Şu halde, Hz. Adem cezasının karşılığında buraya gönderildiyse bu dünya da bir cezaevi değil de nedir?

Babamız, rivayete göre yeryüzünde bin yıl ağladı durdu. Allah da acıdı ve affetti. Gelin görün ki artık Cennete dönüş de yoktu. Yani O, burada kalacaktı ve çoluk çocuğa karışacaktı. Soyu-sopu öyle bir genişleyecekti ki ne bin yıllar ne de dünyanın dört bir tarafa dağılmış kıtaları, denizleri ve ne de gökler onların elinden kurtulacaktı.

İşte biz, nam-ı diğer insan,bin yıllık ağlamaklı bir acının ürünleriyiz. Değilsek neyiz? Öyle olduğumuzu da işte her dünyaya gelişimizde ciyaklayarak belli ediyoruz.

Devam edeceğim...

6 Ekim 2008

Bahçe Hırsızı

Benim çocukluğumu
bir elma ağacına astım,
ayakları sarktı.

Bir su başında oturmuş

oynaşırken,
değiverdi bir taş başıma.

Bu taş, dedim,

yabancı değil.

Kanatları çok güçlü insanlar vardır

Kanatları çok güçlü insanlar vardır. Şehvet kalabalığın ortasına indirir onları, burada kanatları kırılır.

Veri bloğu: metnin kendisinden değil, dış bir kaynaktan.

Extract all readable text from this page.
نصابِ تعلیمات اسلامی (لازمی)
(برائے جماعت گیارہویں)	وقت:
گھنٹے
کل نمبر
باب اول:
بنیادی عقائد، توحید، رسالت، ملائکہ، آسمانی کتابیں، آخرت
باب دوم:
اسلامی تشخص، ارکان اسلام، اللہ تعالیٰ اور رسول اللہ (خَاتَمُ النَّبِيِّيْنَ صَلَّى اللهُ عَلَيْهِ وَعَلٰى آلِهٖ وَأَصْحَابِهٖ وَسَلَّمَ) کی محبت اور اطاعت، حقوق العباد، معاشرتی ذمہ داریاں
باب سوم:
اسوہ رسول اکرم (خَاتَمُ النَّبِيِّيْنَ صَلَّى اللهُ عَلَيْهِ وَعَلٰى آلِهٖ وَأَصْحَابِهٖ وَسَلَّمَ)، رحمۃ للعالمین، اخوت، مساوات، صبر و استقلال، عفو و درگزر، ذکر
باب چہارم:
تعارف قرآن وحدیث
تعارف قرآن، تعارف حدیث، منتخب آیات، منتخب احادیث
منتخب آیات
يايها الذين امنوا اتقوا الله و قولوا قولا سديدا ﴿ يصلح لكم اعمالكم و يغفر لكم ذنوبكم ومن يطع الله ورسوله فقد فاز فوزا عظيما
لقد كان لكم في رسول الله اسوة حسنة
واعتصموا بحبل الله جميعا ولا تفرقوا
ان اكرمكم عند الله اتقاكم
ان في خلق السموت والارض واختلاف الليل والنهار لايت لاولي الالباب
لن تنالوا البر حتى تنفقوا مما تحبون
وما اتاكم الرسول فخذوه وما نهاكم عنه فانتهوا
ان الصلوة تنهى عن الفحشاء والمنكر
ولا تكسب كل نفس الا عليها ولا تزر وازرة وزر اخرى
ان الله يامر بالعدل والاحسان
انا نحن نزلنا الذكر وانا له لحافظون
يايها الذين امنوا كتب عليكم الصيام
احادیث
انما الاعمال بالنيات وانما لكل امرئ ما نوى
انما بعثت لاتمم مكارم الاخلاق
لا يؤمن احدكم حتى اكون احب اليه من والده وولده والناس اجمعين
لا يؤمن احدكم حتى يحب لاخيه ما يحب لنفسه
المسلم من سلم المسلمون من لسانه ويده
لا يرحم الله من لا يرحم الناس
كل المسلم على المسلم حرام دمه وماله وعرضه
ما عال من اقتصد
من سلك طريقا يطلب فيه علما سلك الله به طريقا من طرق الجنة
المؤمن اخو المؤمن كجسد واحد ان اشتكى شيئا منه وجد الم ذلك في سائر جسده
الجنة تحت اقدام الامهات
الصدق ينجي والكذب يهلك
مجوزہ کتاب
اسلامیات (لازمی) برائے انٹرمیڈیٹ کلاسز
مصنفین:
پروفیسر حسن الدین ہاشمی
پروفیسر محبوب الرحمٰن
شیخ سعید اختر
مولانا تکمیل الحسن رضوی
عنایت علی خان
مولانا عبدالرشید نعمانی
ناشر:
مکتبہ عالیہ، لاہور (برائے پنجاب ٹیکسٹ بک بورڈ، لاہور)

Sonra, kırık kanadını çırpar, var gücüyle fırlar, sonra gene düşer. Kanatlar iyileşecek. Çok yükseklere uçacağım. Tanrı yardımcım olsun: BEN

Ağır, kanatsız insanlar vardır. Aşağıda çırpınırlar. Aralarında güçlüler vardır. İnsanlar arasında korkunç izler bırakır, uzlaşmazlık ekerler, ama hep toprak düzeyindedirler: NAPOLYON

Kanat bırakan, yavaş yavaş havalanan, yukarıda kalan insanlar vardır: KEŞİŞLER

Kolaylıkla havalanıp geri düşen insanlar vardır: İYİ İDEALİSTLER

Kanatları çok güçlü insanlar vardır. Kanatlarını toplayarak yeryüzüne iner, öteki insalara da uçmayı öğretirler. Sonra, gereği kalmayınca, gene göğe çıkarlar: İSA

Lev Nikolayeviç Tolstoy
28 Ekim 1879

1 Ekim 2008

Dört sesin varlığı

"Mirim, hayatı yaşanılır kılan dört sesin varlığıdır. Yüreğin sesi, kadının sesi, müziğin sesi ve suyun sesi."
Mehmed Uzun, Yitik Bir Aşkın Gölgesinde.